ISLAMABAD    -   Finance Minis­ter Miftah Ismail on Wednesday said that inflation would slow down from next month, which has recently touched multi-decade level of 27.3 percent in August due to the gov­ernment’s economic decisions. “The nation would have to bear the higher rates for one more month”, he said while addressing a press confer­ence. He informed that inflation, which had recently increased to record high, would slow down from next month. Price of electricity would also reduce due to the decline in prices of furnace oil. He said that prices of onions and to­matoes have increased due to shortage after the recent floods. However, pric­es are now started declining after the government’s decision to import two commodities from Iran and Afghani­stan. There would be no need to im­port onions and tomatoes from India if the market gets stable after import­ing commodities from Afghanistan and Iran, he added.

The Finance Minister said that dollar value has appreciated after the recent floods as it affected the major crops in provinces. The government would now have to import cotton bales worth of $1 to $2 billion as local production has de­stroyed due to the floods. Meanwhile, other crops have also damaged. The country is expecting to face a loss of $10 to $12 billion due to the floods, which has depreciated the local currency.

“We do not know the exact num­ber of loss due to the floods as of now”. The damage assessment of the floods had not finalized yet. The Economic Af­fairs Division is working with the World Bank and Asian Development Banks for accurate assessment of losses in recent floods. He further said that the govern­ment was in contact with the Interna­tional Monetary Fund (IMF) with re­spect to the devastation caused by the recent floods.

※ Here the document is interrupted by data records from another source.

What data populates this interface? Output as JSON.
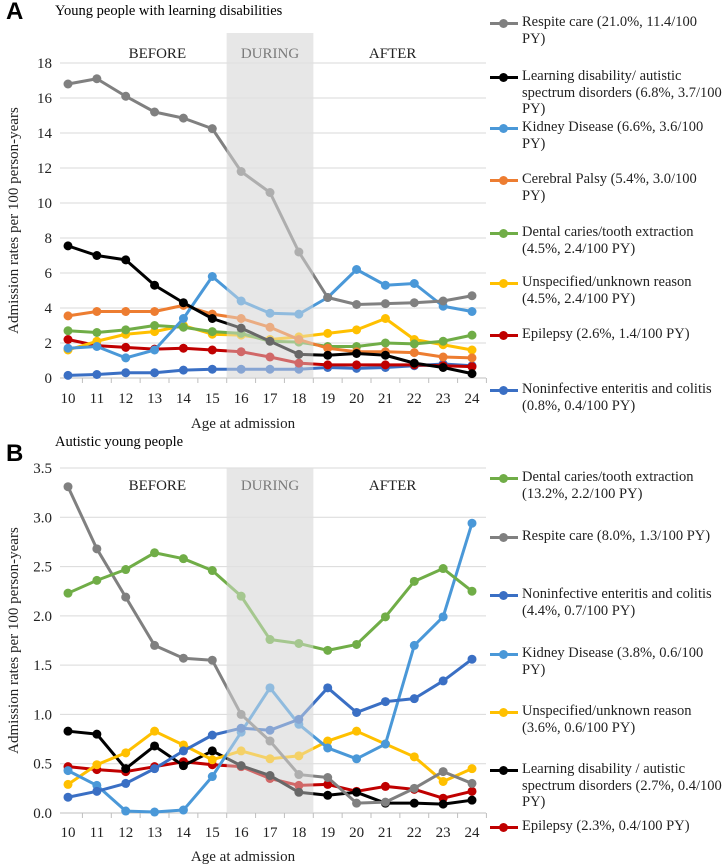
{
  "chart_data": [
    {
      "type": "line",
      "panel": "A",
      "title": "Young people with learning disabilities",
      "xlabel": "Age at admission",
      "ylabel": "Admission rates per 100 person-years",
      "ylim": [
        0,
        18
      ],
      "yticks": [
        "0",
        "2",
        "4",
        "6",
        "8",
        "10",
        "12",
        "14",
        "16",
        "18"
      ],
      "x": [
        10,
        11,
        12,
        13,
        14,
        15,
        16,
        17,
        18,
        19,
        20,
        21,
        22,
        23,
        24
      ],
      "periods": [
        {
          "label": "BEFORE",
          "range": [
            10,
            15.5
          ]
        },
        {
          "label": "DURING",
          "range": [
            15.5,
            18.5
          ],
          "shaded": true
        },
        {
          "label": "AFTER",
          "range": [
            18.5,
            24
          ]
        }
      ],
      "grid": true,
      "legend": "right",
      "series": [
        {
          "name": "Respite care (21.0%, 11.4/100 PY)",
          "color": "#808080",
          "values": [
            16.8,
            17.1,
            16.1,
            15.2,
            14.85,
            14.25,
            11.8,
            10.6,
            7.2,
            4.6,
            4.2,
            4.25,
            4.3,
            4.4,
            4.7
          ]
        },
        {
          "name": "Learning disability/ autistic spectrum disorders (6.8%, 3.7/100 PY)",
          "color": "#000000",
          "values": [
            7.55,
            7.0,
            6.75,
            5.3,
            4.3,
            3.4,
            2.85,
            2.1,
            1.35,
            1.3,
            1.4,
            1.3,
            0.85,
            0.6,
            0.25
          ]
        },
        {
          "name": "Kidney Disease (6.6%, 3.6/100 PY)",
          "color": "#4a98d8",
          "values": [
            1.7,
            1.8,
            1.15,
            1.6,
            3.4,
            5.8,
            4.4,
            3.7,
            3.65,
            4.6,
            6.2,
            5.3,
            5.4,
            4.1,
            3.8
          ]
        },
        {
          "name": "Cerebral Palsy (5.4%, 3.0/100 PY)",
          "color": "#ed7d31",
          "values": [
            3.55,
            3.8,
            3.8,
            3.8,
            4.15,
            3.65,
            3.4,
            2.9,
            2.2,
            1.7,
            1.5,
            1.5,
            1.45,
            1.2,
            1.15
          ]
        },
        {
          "name": "Dental caries/tooth extraction (4.5%, 2.4/100 PY)",
          "color": "#70ad47",
          "values": [
            2.7,
            2.6,
            2.75,
            3.0,
            2.9,
            2.65,
            2.55,
            2.1,
            2.05,
            1.8,
            1.8,
            2.0,
            1.95,
            2.1,
            2.45
          ]
        },
        {
          "name": "Unspecified/unknown reason (4.5%, 2.4/100 PY)",
          "color": "#ffc000",
          "values": [
            1.6,
            2.1,
            2.5,
            2.65,
            3.0,
            2.5,
            2.45,
            2.2,
            2.35,
            2.55,
            2.75,
            3.4,
            2.2,
            1.9,
            1.6
          ]
        },
        {
          "name": "Epilepsy (2.6%, 1.4/100 PY)",
          "color": "#c00000",
          "values": [
            2.2,
            1.85,
            1.75,
            1.65,
            1.7,
            1.6,
            1.5,
            1.2,
            0.85,
            0.75,
            0.75,
            0.75,
            0.75,
            0.7,
            0.65
          ]
        },
        {
          "name": "Noninfective enteritis and colitis (0.8%, 0.4/100 PY)",
          "color": "#3a6fc4",
          "values": [
            0.15,
            0.2,
            0.3,
            0.3,
            0.45,
            0.5,
            0.5,
            0.5,
            0.5,
            0.6,
            0.55,
            0.6,
            0.7,
            0.8,
            0.7
          ]
        }
      ]
    },
    {
      "type": "line",
      "panel": "B",
      "title": "Autistic young people",
      "xlabel": "Age at admission",
      "ylabel": "Admission rates per 100 person-years",
      "ylim": [
        0,
        3.5
      ],
      "yticks": [
        "0.0",
        "0.5",
        "1.0",
        "1.5",
        "2.0",
        "2.5",
        "3.0",
        "3.5"
      ],
      "x": [
        10,
        11,
        12,
        13,
        14,
        15,
        16,
        17,
        18,
        19,
        20,
        21,
        22,
        23,
        24
      ],
      "periods": [
        {
          "label": "BEFORE",
          "range": [
            10,
            15.5
          ]
        },
        {
          "label": "DURING",
          "range": [
            15.5,
            18.5
          ],
          "shaded": true
        },
        {
          "label": "AFTER",
          "range": [
            18.5,
            24
          ]
        }
      ],
      "grid": true,
      "legend": "right",
      "series": [
        {
          "name": "Dental caries/tooth extraction (13.2%, 2.2/100 PY)",
          "color": "#70ad47",
          "values": [
            2.23,
            2.36,
            2.47,
            2.64,
            2.58,
            2.46,
            2.2,
            1.76,
            1.72,
            1.65,
            1.71,
            1.99,
            2.35,
            2.48,
            2.25
          ]
        },
        {
          "name": "Respite care (8.0%, 1.3/100 PY)",
          "color": "#808080",
          "values": [
            3.31,
            2.68,
            2.19,
            1.7,
            1.57,
            1.55,
            1.0,
            0.73,
            0.39,
            0.36,
            0.1,
            0.11,
            0.25,
            0.42,
            0.3
          ]
        },
        {
          "name": "Noninfective enteritis and colitis (4.4%, 0.7/100 PY)",
          "color": "#3a6fc4",
          "values": [
            0.16,
            0.22,
            0.3,
            0.45,
            0.63,
            0.79,
            0.86,
            0.84,
            0.95,
            1.27,
            1.02,
            1.13,
            1.16,
            1.34,
            1.56
          ]
        },
        {
          "name": "Kidney Disease (3.8%, 0.6/100 PY)",
          "color": "#4a98d8",
          "values": [
            0.43,
            0.28,
            0.02,
            0.01,
            0.03,
            0.37,
            0.82,
            1.27,
            0.9,
            0.66,
            0.55,
            0.7,
            1.7,
            1.99,
            2.94
          ]
        },
        {
          "name": "Unspecified/unknown reason (3.6%, 0.6/100 PY)",
          "color": "#ffc000",
          "values": [
            0.29,
            0.49,
            0.61,
            0.83,
            0.69,
            0.54,
            0.63,
            0.55,
            0.58,
            0.73,
            0.83,
            0.7,
            0.57,
            0.32,
            0.45
          ]
        },
        {
          "name": "Learning disability / autistic spectrum disorders (2.7%, 0.4/100 PY)",
          "color": "#000000",
          "values": [
            0.83,
            0.8,
            0.45,
            0.68,
            0.48,
            0.63,
            0.48,
            0.38,
            0.21,
            0.18,
            0.21,
            0.1,
            0.1,
            0.09,
            0.13
          ]
        },
        {
          "name": "Epilepsy (2.3%, 0.4/100 PY)",
          "color": "#c00000",
          "values": [
            0.47,
            0.44,
            0.42,
            0.47,
            0.52,
            0.49,
            0.47,
            0.35,
            0.28,
            0.29,
            0.22,
            0.27,
            0.24,
            0.15,
            0.22
          ]
        }
      ]
    }
  ]
}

Miftah Ismail has once again criticized the PTI for breaching the loan agree­ment with the IMF. He informed that the previous government had announced tax amnesty scheme for industrialists, subsidy on electricity and petroleum products in February this year, which re­sulted in suspension in IMF programme. The government had provided massive subsidy of Rs120 billion on oil products in April 2022, which was three times higher than expenditures of civil gov­ernment. The PTI government had left the country’s economy on the verge of default. However, the incumbent gov­ernment led by Prime Minister Shehbaz Sharif had saved the economy from de­fault, he added.

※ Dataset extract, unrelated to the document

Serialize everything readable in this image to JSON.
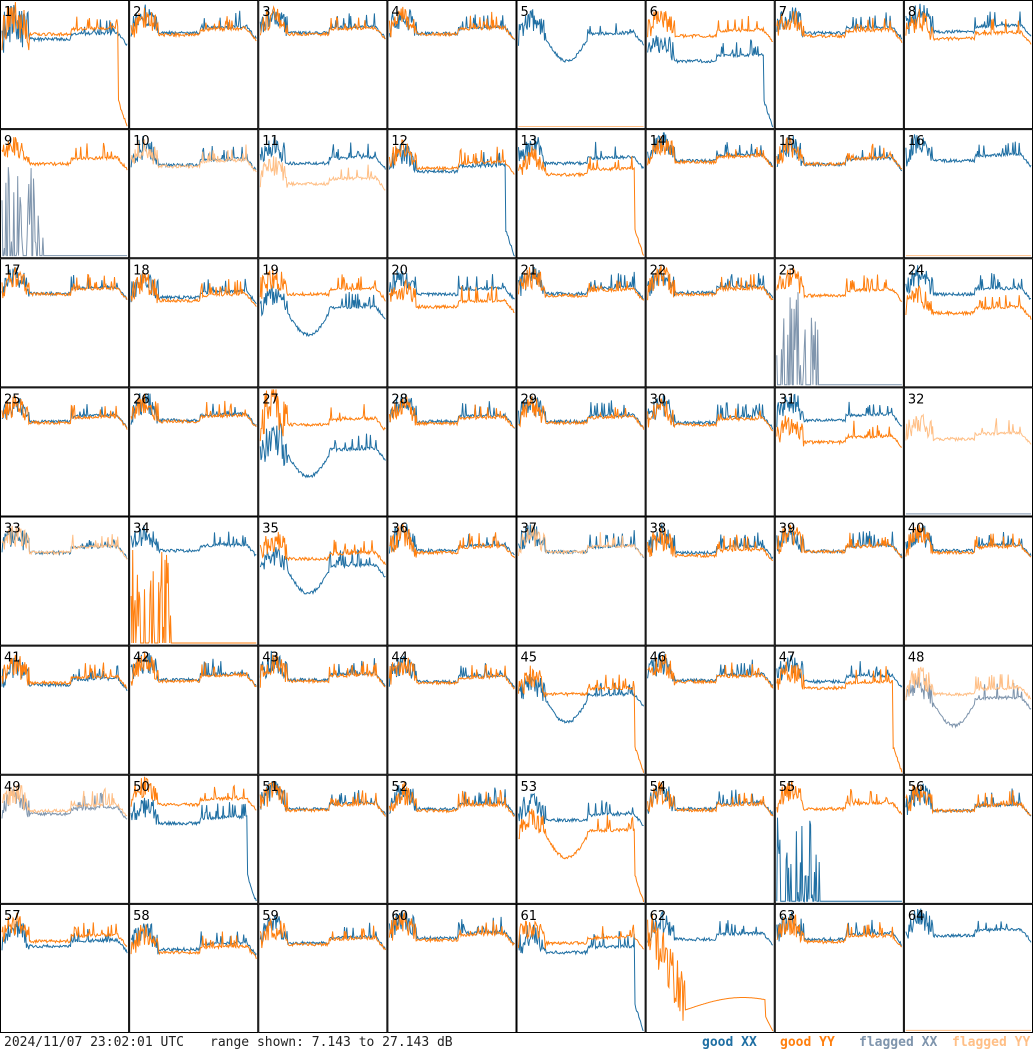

The Finance Minister said that prices of electricity and oil products were the result of unwise policies of the previ­ous government of Pakistan. He further said that previous government did not work on the renewable energy includ­ing the solar energy. “Had he worked on the installation of solar energy, the rates of the electricity would be much lower now”, he said adding that if the electric­ity loadshedding is reduced to zero, the prices would further increase which the government might not afford.

To a question, the minister maintained that the prices of petroleum products were directly linked to the international market, therefore; he was unable to pre­dict the future prices.

Replying to a question with respect to trade with India, the minister informed that the All Pakistan Textile Mills Asso­ciation (APTMA) was asking the feder­al government to allow import of cotton from India but the minister said it the government had not taken any decision in this regard. Earlier, addressing a sem­inar, the Finance Minister said that Pa­kistan would hold talks with the IMF on floods and other issues. He said that the IMF was aware of the flood destruction in Pakistan and it would not object to cash handouts of Rs25,000 per family to flood survivors. “Around Rs70 billion have been given to the flood victims, while the IMF will be discussed this evening.” Dam­ages from the floods had not been esti­mated accurately so far and the govern­ment will open negotiation with the IMF after the floodwater recedes and the true extent of the destruction is understood.

Miftah said that the government had to reverse a ban on the import of non-es­sential luxury items due to demand from the IMF and other world bodies.